Pikiran Bagus semakin kacau. Ia tak sanggup menghadapi kenyataan pahit ini. Tekanan batin yang teramat berat perlahan menggerogoti kewarasannya. Senyum getir kembali terlukis di bibirnya, senyum yang tak lagi mampu menyembunyikan keputusasaan yang menguasai dirinya.
"Tenanglah, Bu," gumam Bagus, suaranya bergetar. "Ayah akan memikirkan cara untuk menyelesaikan semuanya."
Namun, di lubuk hatinya yang terdalam, Bagus sendiri tak yakin dengan ucapannya. Mimpi yang selama ini ia perjuangkan, kini berubah menjadi mimpi buruk yang menghantuinya.
Bab 2: Bisikan Para Penagih
Hari-hari berlalu bagai siksaan bagi Bagus. Ia mengurung diri di kamar, enggan bertemu siapa pun. Linda, yang khawatir dengan kondisi suaminya, tak henti-hentinya mencoba mengajak Bagus bicara. Namun, Bagus hanya terdiam, tatapannya kosong, seolah jiwanya telah melayang ke tempat yang jauh.

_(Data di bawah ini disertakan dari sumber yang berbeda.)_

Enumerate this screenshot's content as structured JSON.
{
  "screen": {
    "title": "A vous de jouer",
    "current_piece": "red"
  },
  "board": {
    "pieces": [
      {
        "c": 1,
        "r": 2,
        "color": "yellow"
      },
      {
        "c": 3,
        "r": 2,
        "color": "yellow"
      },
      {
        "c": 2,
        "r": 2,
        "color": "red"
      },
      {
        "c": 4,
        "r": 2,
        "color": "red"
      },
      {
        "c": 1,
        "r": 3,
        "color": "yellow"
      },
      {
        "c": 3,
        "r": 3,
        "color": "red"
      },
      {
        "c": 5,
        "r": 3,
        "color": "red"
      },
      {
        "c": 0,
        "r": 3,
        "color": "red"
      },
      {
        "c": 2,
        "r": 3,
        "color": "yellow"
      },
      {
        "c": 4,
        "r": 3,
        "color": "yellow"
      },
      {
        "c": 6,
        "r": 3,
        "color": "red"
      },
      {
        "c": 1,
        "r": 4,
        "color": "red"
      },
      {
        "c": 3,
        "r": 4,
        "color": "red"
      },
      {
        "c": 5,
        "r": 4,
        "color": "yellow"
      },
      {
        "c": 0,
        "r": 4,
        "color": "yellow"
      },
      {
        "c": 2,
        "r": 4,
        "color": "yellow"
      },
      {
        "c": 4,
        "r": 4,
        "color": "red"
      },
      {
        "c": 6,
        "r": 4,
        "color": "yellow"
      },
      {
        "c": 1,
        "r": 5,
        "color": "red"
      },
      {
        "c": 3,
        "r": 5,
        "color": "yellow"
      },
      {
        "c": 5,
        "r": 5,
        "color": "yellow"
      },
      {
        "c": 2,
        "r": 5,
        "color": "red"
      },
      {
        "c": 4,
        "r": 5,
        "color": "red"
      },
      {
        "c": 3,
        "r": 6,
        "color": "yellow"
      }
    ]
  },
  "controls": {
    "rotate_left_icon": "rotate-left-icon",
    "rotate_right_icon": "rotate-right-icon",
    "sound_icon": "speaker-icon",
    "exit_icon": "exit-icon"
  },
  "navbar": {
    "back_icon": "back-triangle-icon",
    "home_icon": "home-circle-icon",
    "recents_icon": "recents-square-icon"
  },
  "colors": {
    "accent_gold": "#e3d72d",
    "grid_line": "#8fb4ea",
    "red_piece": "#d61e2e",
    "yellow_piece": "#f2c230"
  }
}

Suatu pagi, Linda dibangunkan oleh suara gaduh dari ruang tamu. Ia bergegas keluar dan mendapati beberapa pria berbadan kekar tengah duduk di sofa. Wajah mereka garang, tatapan mereka tajam menusuk ke arah Linda.
"Ibu Linda Priyono?" tanya salah satu pria itu, suaranya berat.
Linda mengangguk pelan, meski hatinya berdebar cemas. "Betul, ada apa ya?"
"Kami dari PT. Makmur Jaya," kata pria itu lagi. "Kami ingin bertemu dengan Bapak Bagus Priyono."
"Suami saya sedang tidak enak badan," jawab Linda terbata-bata. "Ada yang bisa saya bantu?"
"Begini, Bu," pria itu melanjutkan, "Bapak Bagus memiliki hutang kepada perusahaan kami sebesar 200 juta rupiah. Sesuai perjanjian, hari ini adalah batas waktu pelunasan."